GPU acceleration can be pretty awesome. But the Tesla is kind of a lame attempt by nVidia to stop the inevitable: when stream processing ends up on the same die as the CPU. I guess the Cell processor could kind of be considered one of these already, and high performance computing like Roadrunner has used it.

AMD is attempting to do this with their Fusion product is one of these being worked on. Intel is working on a GPU called Larrabee but I'm not sure what their plans are for merging tech onto the main die of the CPU. Supposedly it's going to be done in the current generation from Intel (so within the next 18 months) but I kind of doubt that.

sciencectn said...

How's this for a benchmark?

http://www.elcomsoft.com/eprb.html

Scroll down a little bit, and you'll find a graph comparing password hashing speeds on different GPUs and CPUs.

Trimbo said...

Hey sciencectn, thanks for pointing that out.

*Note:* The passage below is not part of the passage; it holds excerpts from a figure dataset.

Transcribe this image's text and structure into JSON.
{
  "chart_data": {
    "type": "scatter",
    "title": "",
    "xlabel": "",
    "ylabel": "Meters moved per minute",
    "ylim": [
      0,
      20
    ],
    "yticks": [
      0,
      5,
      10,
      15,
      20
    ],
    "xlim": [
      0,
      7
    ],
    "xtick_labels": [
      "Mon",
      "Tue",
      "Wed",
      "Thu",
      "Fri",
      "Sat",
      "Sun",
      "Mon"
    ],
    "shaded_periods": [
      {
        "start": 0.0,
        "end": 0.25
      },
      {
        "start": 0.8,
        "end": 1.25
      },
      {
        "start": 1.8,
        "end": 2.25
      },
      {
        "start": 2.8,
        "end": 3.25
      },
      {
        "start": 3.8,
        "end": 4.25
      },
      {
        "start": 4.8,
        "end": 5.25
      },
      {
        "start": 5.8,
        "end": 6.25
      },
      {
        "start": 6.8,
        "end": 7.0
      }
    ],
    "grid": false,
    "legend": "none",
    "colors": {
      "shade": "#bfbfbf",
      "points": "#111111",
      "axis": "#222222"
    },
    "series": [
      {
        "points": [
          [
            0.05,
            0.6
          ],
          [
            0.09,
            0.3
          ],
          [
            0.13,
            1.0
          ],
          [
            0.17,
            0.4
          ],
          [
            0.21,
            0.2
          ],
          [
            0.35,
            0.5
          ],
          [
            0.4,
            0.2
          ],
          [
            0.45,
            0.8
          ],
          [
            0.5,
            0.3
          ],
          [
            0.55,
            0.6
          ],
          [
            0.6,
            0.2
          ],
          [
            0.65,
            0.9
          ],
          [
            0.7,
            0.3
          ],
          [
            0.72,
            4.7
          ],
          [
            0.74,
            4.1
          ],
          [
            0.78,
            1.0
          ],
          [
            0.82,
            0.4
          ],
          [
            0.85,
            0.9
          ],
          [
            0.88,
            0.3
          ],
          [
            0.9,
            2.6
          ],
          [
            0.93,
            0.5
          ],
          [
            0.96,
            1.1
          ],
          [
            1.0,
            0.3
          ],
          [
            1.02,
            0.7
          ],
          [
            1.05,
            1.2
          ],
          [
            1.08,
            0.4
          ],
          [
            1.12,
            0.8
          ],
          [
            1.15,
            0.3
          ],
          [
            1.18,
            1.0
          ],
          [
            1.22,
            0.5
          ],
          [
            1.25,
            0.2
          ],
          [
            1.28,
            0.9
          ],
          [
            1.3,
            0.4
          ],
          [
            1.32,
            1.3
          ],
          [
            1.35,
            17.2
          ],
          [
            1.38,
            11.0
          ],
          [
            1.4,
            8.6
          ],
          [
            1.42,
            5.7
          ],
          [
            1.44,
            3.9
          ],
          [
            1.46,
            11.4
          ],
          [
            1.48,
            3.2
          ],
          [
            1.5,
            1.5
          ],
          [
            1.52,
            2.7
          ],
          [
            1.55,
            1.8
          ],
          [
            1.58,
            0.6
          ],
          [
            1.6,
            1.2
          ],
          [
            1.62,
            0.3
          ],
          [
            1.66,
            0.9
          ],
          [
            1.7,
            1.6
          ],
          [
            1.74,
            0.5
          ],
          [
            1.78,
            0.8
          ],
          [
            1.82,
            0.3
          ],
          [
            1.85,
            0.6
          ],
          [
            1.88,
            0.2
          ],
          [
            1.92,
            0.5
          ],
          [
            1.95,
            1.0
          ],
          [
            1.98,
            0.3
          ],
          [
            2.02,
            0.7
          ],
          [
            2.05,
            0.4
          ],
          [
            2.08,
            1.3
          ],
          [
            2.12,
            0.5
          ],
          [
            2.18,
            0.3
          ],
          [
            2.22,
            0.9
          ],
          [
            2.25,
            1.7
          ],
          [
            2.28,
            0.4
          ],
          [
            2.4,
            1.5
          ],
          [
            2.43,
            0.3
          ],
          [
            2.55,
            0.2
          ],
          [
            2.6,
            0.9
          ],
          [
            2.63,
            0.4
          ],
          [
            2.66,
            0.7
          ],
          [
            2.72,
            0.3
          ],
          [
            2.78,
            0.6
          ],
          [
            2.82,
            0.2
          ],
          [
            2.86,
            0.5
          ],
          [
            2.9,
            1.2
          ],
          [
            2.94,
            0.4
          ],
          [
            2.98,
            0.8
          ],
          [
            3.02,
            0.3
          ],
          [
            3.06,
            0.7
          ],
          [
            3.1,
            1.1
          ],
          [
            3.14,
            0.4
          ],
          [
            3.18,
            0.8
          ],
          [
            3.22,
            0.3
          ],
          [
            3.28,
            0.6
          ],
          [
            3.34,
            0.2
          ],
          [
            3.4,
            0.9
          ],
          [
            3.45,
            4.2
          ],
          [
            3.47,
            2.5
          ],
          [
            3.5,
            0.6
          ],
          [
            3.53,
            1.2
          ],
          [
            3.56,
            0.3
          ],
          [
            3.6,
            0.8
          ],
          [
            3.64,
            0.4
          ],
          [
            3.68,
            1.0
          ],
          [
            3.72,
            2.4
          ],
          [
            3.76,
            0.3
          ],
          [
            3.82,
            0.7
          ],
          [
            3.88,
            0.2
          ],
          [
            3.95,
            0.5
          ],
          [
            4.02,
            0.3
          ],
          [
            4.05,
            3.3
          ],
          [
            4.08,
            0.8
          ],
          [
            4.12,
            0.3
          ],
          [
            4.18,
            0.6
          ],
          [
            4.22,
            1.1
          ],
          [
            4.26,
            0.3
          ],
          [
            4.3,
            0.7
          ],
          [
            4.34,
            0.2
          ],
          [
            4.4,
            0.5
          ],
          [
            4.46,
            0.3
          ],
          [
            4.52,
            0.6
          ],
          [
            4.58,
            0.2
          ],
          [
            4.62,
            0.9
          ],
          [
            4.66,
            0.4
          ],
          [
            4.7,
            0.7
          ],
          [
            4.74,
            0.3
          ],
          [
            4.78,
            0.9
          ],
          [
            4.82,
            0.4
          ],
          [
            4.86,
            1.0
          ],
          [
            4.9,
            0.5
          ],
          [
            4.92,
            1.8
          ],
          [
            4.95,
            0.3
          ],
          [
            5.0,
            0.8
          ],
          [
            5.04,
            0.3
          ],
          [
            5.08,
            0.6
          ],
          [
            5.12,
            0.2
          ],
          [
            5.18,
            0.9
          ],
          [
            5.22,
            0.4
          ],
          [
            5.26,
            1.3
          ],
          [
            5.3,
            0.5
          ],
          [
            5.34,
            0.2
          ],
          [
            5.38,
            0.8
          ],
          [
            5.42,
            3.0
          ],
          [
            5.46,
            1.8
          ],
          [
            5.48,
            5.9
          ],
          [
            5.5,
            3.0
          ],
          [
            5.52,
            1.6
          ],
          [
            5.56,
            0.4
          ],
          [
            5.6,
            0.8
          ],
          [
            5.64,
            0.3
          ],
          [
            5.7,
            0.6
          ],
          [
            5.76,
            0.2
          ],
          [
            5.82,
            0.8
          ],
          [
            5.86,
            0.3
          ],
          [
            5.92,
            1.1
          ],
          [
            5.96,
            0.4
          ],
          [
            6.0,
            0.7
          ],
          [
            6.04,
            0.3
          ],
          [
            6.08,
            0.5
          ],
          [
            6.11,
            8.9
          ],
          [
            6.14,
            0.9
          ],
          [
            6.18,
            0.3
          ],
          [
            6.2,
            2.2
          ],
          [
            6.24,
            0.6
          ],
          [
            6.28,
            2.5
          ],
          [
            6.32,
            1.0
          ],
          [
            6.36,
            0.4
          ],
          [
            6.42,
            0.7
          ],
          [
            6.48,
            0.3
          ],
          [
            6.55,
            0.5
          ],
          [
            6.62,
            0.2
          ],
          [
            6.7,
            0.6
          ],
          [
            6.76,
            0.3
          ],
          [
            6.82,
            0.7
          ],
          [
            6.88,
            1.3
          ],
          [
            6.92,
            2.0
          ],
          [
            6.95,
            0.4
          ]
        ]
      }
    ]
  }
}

I feel that once again, this is a very limited use of the GPU. Password cracking is almost as artificial as the black-scholes benchmark that nVidia uses to tout the Tesla.

Also, we have no idea if their code on the Intel processor is multithreaded or uses SSE.

Two years after I first wrote this post, I still believe we need to see something meaningful like H.264 encoding or non-realtime 3D rendering. Again, if Tesla is so great, why isn't nVidia providing benchmarks with their own Gelato renderer? The fact that this blog post is the top result in Google for "tesla gelato benchmark" should tell you something (2 years later!).

BTW, password cracking on the GPU is patented by these guys? That would be funny if it wasn't so sad. Patent abuse +1.

sciencectn said...

"Also, we have no idea if their code on the Intel processor is multithreaded or uses SSE."

Well, I'm not sure which one they use, but be assured that the password hashing done on the CPU is as efficient as possible. That's because only about 4 of the 20 different hashing types that this software can crack are done on the GPU. I'd assume that since a lot of the hashing is still done on the CPU that it would be coded as efficiently as possible.

You do have a point about Nvidia being completely silent about their benchmarks. They do have videos of software engineers talking about it on their website but no real benchmarks! It makes no sense.

And have they actually patented GPU password cracking? Because, you can't really patent a concept, but you can patent a particular implementation of a concept. It's like putting a patent on the idea of using a calculator to play games. You can't really patent that, because there are lots of possible implementations. But I'm not a lawyer, so I don't really know.